I had to have surgery the first year I was here. We paid almost nothing for the entire procedure, including the doctors visits both before and after, the hospital stay and the tests.
I am a socialist I think in this regard. I think certain things; basic food, clothing, shelter, education and health care, ought to be free or nearly free.
On a slightly off-topic note, I think it’s ridiculous to see dental care as low-priority.
Lu, basic means if you go to an in-network provider (about half of the facilities here accept Blue Cross/Blue Shield, so I was thinking about that when I was posting), you pay a co-pay of around $10-20 for most things and the rest is paid for in full if it is a covered service (e.g., purely cosmetic plastic surgery unlikely to be covered). If you go to an out-of-network provider, your co-pay is higher and you might have to pay a significant portion of covered services, depending on what the doctor is charging relative to the official negotiated rate.
And you could choose to switch carriers on your birthday, if you wanted to (important for allowing some market forces in).

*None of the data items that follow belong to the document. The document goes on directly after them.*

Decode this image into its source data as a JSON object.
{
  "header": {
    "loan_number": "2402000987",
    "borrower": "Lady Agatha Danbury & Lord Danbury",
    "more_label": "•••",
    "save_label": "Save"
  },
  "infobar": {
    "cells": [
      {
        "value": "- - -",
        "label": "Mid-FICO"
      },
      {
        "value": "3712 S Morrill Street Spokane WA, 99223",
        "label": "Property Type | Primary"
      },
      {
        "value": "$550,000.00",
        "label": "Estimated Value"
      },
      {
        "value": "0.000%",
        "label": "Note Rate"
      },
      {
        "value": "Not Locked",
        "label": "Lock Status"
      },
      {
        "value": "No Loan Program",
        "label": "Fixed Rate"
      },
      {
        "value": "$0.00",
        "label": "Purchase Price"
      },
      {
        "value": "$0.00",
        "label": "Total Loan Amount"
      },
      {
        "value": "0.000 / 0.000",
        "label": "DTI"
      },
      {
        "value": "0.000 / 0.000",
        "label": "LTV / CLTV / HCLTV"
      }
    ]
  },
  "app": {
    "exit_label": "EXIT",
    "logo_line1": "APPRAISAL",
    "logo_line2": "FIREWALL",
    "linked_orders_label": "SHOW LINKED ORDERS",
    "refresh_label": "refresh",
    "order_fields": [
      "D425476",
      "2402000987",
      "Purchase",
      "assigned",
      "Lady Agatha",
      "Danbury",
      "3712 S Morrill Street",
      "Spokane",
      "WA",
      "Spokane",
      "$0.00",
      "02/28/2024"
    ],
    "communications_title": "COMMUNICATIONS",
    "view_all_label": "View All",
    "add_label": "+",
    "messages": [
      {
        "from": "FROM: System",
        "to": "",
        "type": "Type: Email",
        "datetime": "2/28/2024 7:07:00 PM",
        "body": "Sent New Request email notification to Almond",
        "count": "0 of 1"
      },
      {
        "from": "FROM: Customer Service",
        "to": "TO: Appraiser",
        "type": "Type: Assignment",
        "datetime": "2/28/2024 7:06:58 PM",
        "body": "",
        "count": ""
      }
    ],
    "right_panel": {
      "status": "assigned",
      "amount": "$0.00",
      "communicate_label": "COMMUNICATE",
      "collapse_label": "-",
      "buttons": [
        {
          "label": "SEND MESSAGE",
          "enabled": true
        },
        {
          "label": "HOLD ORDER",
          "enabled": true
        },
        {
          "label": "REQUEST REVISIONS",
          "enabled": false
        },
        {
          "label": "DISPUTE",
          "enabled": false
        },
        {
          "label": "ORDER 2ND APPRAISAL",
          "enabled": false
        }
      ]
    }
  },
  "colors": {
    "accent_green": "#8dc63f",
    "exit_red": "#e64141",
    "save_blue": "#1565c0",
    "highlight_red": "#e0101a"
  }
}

This isn’t perfect, but I would prefer a model that is closer to free market (choose your insurer, pay what you can or choose to) than one that rations care, which a lot of the socialized medical systems do (at least, they appear to do so, to me).
>>Lu, basic means if you go to an in-network provider (about half of the facilities here accept Blue Cross/Blue Shield, so I was thinking about that when I was posting), you pay a co-pay of around $10-20 for most things and the rest is paid for in full if it is a covered service (e.g., purely cosmetic plastic surgery unlikely to be covered). If you go to an out-of-network provider, your co-pay is higher and you might have to pay a significant portion of covered services, depending on what the doctor is charging relative to the official negotiated rate.>>
There’s an implied comprehensiveness to this model that I’m uncomfortable with. As Jay pointed out, there are a lot of treatments–and therefore a lot of sick people–who are left out of this model entirely. The free market enables HMOs to leave out treatments that are not profitable, and to ignore people with no market clout–generally the most vulnerable and needy.
piny,
I agree with you, which got cut out from my last post.
as for the SOM, whichever you decide, to send it tomorrow or not, just shoot me an email.
and thank you every one for this way-off topic exchange.!
but….I agree that dental care as a low-priority is whacky and just bad healthcare.
OK Lu, I’ve read the article. Perhaps I’m missing it, but I don’t see where he says making it optional couldn’t work. He explains why it wouldn’t work for a private insurer, but the federal government isn’t a private insurer. It could take the costs of everyone who enrolls, less the premiums collected from everyone, and make up the difference with tax revenue.
But a system where those outside the “insurance plan” still have to pay for it through their taxes isn’t really optional, so that really doesn’t refute Krugman’s assertion.
Kinda like public education: You don’t have to attend, but your taxes will pay for them whether you attend or not. That said, feel free to go elsewhere if you can afford it.
The problem of adverse selection arises when people can opt out of PAYING, not when people can opt out of RECEIVING. So Robert’s proposal seems consistent with Krugman’s concerns.
But Lu identifies a more complicated political dynamic: How can the public health system ensure support from the Powers That Be if the Powers That Be go get their health care elsewhere? Again, consider the example of public education.
This problem seems intractable to me because I don’t know of any practical way to keep the Powers That Be from going elsewhere. Over time, this dynamic would likely result is a two-tiered system, with a bear-bones overworked public system struggling for resources to serve the masses, while rich people who lack any stake in the system stymy political efforts to secure additional funding.
Yet I suspect a two-tiered system would still produce greater life expectancy and lower infant mortality than the current system.